[By Nic Lindh on Wednesday, 14 December 2005]
Max Hastings’s Armageddon: The Battle for Germany, 1944-1945 is a sprawling and inclusive depiction of the last year of the Third Reich. The book looks at this time from the points of view of both the Allies and Germans, and separates itself from most World War II literature by spending much time on the fate of civilians touched by the conflict, covering the tragedies suffered by Dutch, Polish, Russian, Hungarian, and German civilians as the maelstrom of war pulled them down.
Hastings very effectively uses letters and interviews with soldiers and civilians to great emotional effect and to illustrate larger points about the war.
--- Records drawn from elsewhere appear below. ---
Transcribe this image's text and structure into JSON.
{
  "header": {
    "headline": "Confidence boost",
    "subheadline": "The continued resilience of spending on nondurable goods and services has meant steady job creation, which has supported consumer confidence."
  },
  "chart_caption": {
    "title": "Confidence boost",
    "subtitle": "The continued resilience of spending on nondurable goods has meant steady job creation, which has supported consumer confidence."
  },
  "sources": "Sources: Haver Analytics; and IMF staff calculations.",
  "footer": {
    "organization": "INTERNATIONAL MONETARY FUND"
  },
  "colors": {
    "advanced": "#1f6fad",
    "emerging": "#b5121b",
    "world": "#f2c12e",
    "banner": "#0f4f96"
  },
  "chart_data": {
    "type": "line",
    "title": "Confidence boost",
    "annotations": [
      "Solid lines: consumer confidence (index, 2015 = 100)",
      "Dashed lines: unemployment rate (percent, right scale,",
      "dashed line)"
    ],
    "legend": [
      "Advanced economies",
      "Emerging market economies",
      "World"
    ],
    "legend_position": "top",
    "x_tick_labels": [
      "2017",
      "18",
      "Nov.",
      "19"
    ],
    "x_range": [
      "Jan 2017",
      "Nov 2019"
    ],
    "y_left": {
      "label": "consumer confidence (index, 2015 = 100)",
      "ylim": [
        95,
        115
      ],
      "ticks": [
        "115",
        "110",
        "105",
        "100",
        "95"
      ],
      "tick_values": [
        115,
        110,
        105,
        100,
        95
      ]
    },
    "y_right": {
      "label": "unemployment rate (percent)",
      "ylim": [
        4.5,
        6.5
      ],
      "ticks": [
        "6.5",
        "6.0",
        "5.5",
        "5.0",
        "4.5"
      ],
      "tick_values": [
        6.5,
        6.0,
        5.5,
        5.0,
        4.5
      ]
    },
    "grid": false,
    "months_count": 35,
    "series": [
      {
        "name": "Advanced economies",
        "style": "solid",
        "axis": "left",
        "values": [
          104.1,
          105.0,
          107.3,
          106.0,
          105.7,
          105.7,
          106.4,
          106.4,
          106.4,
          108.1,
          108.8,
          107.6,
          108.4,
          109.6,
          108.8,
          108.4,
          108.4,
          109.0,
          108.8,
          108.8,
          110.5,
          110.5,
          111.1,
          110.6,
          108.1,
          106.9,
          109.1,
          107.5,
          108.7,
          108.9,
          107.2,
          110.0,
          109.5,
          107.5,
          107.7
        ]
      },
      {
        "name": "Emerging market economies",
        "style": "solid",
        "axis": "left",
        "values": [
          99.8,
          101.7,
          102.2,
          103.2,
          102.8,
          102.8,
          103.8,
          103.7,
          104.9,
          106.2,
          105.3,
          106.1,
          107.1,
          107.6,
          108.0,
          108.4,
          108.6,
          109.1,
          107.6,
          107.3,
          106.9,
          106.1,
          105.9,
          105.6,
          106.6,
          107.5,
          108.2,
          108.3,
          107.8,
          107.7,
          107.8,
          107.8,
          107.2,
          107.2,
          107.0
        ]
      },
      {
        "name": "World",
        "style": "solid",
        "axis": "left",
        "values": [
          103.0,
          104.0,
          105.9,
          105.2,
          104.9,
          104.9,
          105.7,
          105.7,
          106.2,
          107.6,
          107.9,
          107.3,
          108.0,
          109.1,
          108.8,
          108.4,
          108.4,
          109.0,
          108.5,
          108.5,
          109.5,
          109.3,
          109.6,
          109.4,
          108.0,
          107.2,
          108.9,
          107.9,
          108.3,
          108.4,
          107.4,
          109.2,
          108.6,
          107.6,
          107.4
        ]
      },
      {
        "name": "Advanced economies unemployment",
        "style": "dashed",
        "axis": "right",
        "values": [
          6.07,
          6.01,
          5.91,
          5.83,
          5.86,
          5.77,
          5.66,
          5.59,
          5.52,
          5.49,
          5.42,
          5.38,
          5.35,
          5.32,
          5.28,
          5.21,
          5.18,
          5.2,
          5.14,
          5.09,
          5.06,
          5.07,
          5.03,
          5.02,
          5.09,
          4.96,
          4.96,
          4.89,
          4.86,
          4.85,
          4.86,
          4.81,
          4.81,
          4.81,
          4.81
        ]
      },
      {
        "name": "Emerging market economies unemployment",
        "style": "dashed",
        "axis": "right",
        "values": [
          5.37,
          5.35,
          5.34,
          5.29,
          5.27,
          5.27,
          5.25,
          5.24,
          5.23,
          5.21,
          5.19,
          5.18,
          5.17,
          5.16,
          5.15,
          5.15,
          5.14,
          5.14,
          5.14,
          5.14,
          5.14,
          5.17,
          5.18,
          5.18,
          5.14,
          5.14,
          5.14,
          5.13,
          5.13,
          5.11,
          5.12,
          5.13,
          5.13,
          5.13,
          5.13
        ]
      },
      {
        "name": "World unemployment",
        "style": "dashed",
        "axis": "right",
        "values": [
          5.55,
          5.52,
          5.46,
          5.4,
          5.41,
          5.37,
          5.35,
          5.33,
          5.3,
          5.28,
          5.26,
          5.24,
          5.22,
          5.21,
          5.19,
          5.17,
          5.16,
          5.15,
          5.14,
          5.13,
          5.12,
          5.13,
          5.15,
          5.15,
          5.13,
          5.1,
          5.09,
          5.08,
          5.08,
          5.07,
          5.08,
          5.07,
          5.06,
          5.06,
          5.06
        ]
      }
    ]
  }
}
Apart from the moving testimony of civilians and front line soldiers, Armageddon looks at the larger military and political issues and the personality conflicts inside Allied command.
Unusually for a book about World War II, the history of the brutal battles of the Eastern Front is covered partially from a Russian point of view, illuminating the terrible circumstances, both military and political, under which the Red Army fought.
By not cowering from fanaticism, blunders, horrific mistakes, and incompetence, as well as courage, heroism, and endurance, Armageddon paints a vivid and sometimes breathtaking portrait of a dark and horrific year.
If you are at all interested in World War II, Armageddon belongs on your must-read list.